Как не потеряться в книжном океане, да и вообще в мире, где новости ежедневно сыпятся как из рога изобилия, а разнообразные открытия происходят едва ли не каждую неделю? Тут на помощь приходит Нассим Николас Талеб, американский математик и экономист – еще его называют специалистом по непредсказуемостям. Сначала у нас перевели его книгу «Черный лебедь. Под знаком непредсказуемости» (М.: КоЛибри, 2009), в конце минувшего года подоспело продолжение под названием «Антихрупкость. Как извлечь выгоду из хаоса» (М.: КоЛибри, 2013). Идея «чернолебяжьей» философии такова: маловероятные события, которые никто не брал в расчет, оказывают на мир гораздо большее воздействие, чем вероятные, хотя задним числом могут производить впечатление предсказуемых. Пример – 11 сентября; спрогнозировать такие события невозможно, а вот вероятность появления нужно иметь в виду. Люди могут реагировать на непредсказуемости трояко: прятать голову под подушку («хрупкие»); выдержать удар судьбы и не измениться («твердые»); наконец, «антихрупкие» способны извлечь выгоду из любого форс-мажора, измениться и стать сильнее. Не то чтобы мы сами не могли догадаться о чем-то подобном, однако в том-то и штука, что по своей природе люди весьма инерционны и склонны скорее пренебрегать непредсказуемостями, чем пользоваться ими. Даже бегло пролистав любую из талебовских книг, вы ощутите, что этот человек умеет быть чрезвычайно убедительным, в его распоряжении – десятки примеров из самых разных сфер жизни.

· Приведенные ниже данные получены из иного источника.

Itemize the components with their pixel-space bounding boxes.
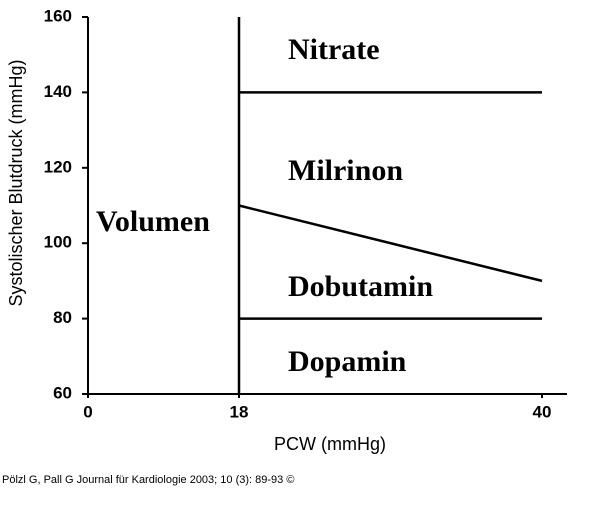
y-tick-label: 160	[44, 6, 72, 25]
region-label: Nitrate	[288, 33, 380, 66]
x-tick-label: 40	[533, 402, 552, 421]
x-tick-label: 18	[230, 402, 249, 421]
region-label: Dopamin	[288, 345, 407, 378]
region-label: Dobutamin	[288, 270, 433, 303]
x-tick-label: 0	[83, 402, 92, 421]
y-tick-label: 120	[44, 157, 72, 176]
y-tick-label: 100	[44, 233, 72, 252]
boundary-line	[238, 204, 543, 283]
region-label: Milrinon	[288, 154, 403, 187]
y-tick-label: 60	[53, 383, 72, 402]
y-tick-label: 140	[44, 82, 72, 101]
y-axis-label: Systolischer Blutdruck (mmHg)	[6, 59, 26, 306]
footer: Pölzl G, Pall G Journal für Kardiologie …	[2, 474, 294, 486]
x-axis-label: PCW (mmHg)	[274, 434, 386, 454]
y-tick-label: 80	[53, 308, 72, 327]
region-label: Volumen	[96, 205, 210, 238]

Не обходит он своим вниманием и литературу. В изящной словесности «черные лебеди» – популярная порода, и в прицеле критиков они появляются регулярно (другое дело, что не всякий критик догадается в этот момент нажать на курок). Всем кажется, что все уже написано, но вот молодой помещик садится под своды и пишет на первой странице: «Война и мир»; ну или научный сотрудник «Пушкинского Дома» после шутливой истории про незадачливого историка Соловьева вдруг (это важное слово) задумывает масштабный роман о целителе XV века – и срывает куш. Литература – это же типичная антихрупкая система, из тех, которым творческий беспорядок не просто не вредит, а исключительно помогает; неплохо бы это понять любителям поруководить литературным процессом. Здесь, пожалуй, возможно только одно существенное возражение: помимо энтузиазма одиночек литературе всегда необходим артельный труд – иначе не было бы таких феноменов, как рыцарский и готический роман или, положим, деревенская проза.
Все перечисленные авторы – Шуровьески, Андерсон, Талеб – относятся к числу тех специалистов, чьи теории обладают универсальным воздействием (а потому могут вызвать понятное недовольство у узких специалистов). Объединяет их, однако, вот что: все они помогают нам лучше понять смысл непредсказуемости – этого perpetuum mobile литературы.